Niklas Zennström, uno de los empresarios e inversores tecnológicos más exitosos de Europa, cree que las nuevas empresas del continente aún pueden tener éxito en inteligencia artificial a pesar de su enorme brecha de financiación con sus rivales estadounidenses.
Las empresas emergentes europeas pueden prosperar desarrollando aplicaciones construidas sobre plataformas de inteligencia artificial administradas por empresas con sede en Estados Unidos como OpenAI o Google, dijo Zennström al Financial Times.
“Piense en lo que pasó con los dispositivos móviles y la nube: hay unos pocos proveedores de nube en el mundo, que permiten miles y miles de negocios”, dijo en una entrevista. “No es que todo el mundo necesite ser un gran modelo de lenguaje. . . Puede crear valor como proveedor de aplicaciones”.
Los comentarios de una voz líder de la industria se producen en un momento en que los responsables políticos y los inversores europeos están cada vez más preocupados de que Estados Unidos esté adelantándose a la región en IA.
A muchos les preocupa que Europa una vez más corra el riesgo de quedarse atrás por parte de grupos adinerados de Silicon Valley en una nueva tecnología transformadora, con enormes implicaciones para la competitividad y la seguridad nacional de la región.
La industria tecnológica europea ha creado cientos de “unicornios” (empresas privadas valoradas en más de mil millones de dólares) y ha reducido la brecha en la financiación inicial con Estados Unidos “independientemente de si Europa tiene muchas ventajas críticas”. [tech] infraestructura que sea europea”, dijo el cofundador de Skype al Financial Times.
“Las empresas europeas pueden aprovechar [AI platforms] ya sean de Francia o de Estados Unidos”, dijo.
La confianza entre los empresarios europeos en las perspectivas tecnológicas de la región alcanzó un nuevo mínimo en 2024, según el Estado de la tecnología europea informe de Atomico, la empresa de riesgo fundada por el empresario sueco en 2006. Su última encuesta encontró que el 40 por ciento de los fundadores se sentían “menos optimistas” sobre el futuro de la tecnología europea que el año anterior.
Sin embargo, si bien reconoce que 2024 ha sido “muy difícil” para las empresas emergentes y los inversores, y que se espera que el capital invertido en tecnología europea caiga por tercer año consecutivo, Zennström cree que el pesimismo sobre las perspectivas de la región es exagerado.
“Es un problema europeo [just] hablar del problema”, dijo. “Hay muchos datos interesantes que muestran que en realidad nos estamos poniendo al día [with the US]lo estamos haciendo bastante bien”.
A pesar de ese progreso en la industria tecnológica europea en general, la brecha de inversión transatlántica en las nuevas empresas de IA en particular es marcada.

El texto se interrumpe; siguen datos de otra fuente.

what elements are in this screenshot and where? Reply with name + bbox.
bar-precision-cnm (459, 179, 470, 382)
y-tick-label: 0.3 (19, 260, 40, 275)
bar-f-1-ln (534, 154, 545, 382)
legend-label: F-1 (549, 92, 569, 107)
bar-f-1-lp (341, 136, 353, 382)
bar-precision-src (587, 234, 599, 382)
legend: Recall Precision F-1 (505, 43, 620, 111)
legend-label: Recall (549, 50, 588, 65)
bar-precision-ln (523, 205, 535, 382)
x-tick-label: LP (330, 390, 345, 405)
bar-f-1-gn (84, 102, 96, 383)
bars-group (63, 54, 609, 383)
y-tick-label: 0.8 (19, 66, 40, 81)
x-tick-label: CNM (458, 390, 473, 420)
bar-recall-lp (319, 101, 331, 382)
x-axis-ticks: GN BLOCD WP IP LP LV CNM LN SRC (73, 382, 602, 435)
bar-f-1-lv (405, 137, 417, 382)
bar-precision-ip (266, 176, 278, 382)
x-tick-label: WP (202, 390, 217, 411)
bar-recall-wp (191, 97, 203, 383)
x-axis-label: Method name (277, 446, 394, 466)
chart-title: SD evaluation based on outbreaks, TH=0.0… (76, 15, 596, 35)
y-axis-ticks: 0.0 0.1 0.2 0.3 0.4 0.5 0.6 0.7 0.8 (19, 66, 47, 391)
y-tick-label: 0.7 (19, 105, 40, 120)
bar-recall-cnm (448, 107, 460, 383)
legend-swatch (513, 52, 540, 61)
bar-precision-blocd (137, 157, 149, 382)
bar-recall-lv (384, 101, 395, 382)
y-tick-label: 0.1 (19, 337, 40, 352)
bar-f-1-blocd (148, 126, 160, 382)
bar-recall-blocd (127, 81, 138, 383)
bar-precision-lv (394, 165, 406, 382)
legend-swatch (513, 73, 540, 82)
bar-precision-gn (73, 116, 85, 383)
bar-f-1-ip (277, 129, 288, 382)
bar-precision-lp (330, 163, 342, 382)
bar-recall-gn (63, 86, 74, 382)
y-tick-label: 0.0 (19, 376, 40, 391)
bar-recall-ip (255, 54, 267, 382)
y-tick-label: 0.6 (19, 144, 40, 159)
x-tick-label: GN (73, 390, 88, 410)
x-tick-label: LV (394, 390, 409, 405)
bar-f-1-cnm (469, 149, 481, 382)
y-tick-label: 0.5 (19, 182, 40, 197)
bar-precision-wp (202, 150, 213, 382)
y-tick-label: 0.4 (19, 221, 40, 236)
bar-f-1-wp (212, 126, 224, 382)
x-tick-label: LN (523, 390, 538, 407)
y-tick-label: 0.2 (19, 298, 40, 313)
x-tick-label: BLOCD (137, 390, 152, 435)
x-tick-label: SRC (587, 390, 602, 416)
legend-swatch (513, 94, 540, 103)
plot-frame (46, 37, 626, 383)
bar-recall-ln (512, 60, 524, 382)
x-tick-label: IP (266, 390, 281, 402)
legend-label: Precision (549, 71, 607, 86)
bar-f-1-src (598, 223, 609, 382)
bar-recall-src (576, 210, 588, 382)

A informe de la firma de riesgo Accel, publicado en octubre, encontró que la inversión estadounidense en IA generativa alcanzó casi 48 mil millones de dólares en 2023 y 2024 combinados, más de cinco veces más que en Europa e Israel, donde la financiación en el sector ascendió a alrededor de 9 mil millones de dólares.

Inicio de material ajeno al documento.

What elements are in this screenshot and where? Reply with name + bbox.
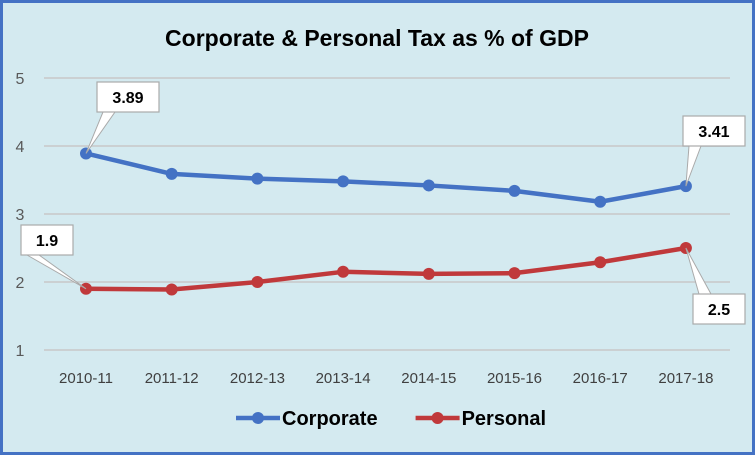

Gran parte del total estadounidense está impulsado por empresas emergentes que desarrollan los llamados modelos “fundamentales”, los costosos y complejos sistemas de inteligencia artificial que sustentan los chatbots de propósito general y los servicios de creación de medios, como GPT de OpenAI.
Europa tiene un puñado de empresas emergentes que trabajan en modelos de fundaciones, entre ellas Mistral, con sede en París, y Black Forest Labs, de Alemania.
Sin embargo, OpenAI, Anthropic y xAI, con sede en Estados Unidos, han recaudado en conjunto decenas de miles de millones de dólares más que sus rivales europeos, mientras que los grandes grupos tecnológicos Microsoft, Google, Amazon y Meta también están invirtiendo fuertemente en sus propios grandes modelos lingüísticos.
Atomico, que recaudó 1.240 millones de dólares en nuevos fondos en 2024, ha respaldado a nuevas empresas europeas de inteligencia artificial que están construyendo modelos más especializados en torno a aplicaciones particulares, incluido Corti, un fabricante danés de asistentes digitales para la atención médica, y la alemana DeepL, que ofrece herramientas de traducción automática. .
“No se trata sólo de cinco empresas LLM”, afirmó Zennström. “También se están creando muchas otras cosas en términos de valor”.
Pero admitió que “aún no se sabe” si Europa puede crear LLM competitivos de propósito general a largo plazo.
“Lo que se necesita para la IA es mucho dinero, muchos datos y distribución. Por eso es natural que las grandes empresas tecnológicas tengan una ventaja competitiva”, afirmó Zennström. “La realidad es que los ricos se hacen más ricos”.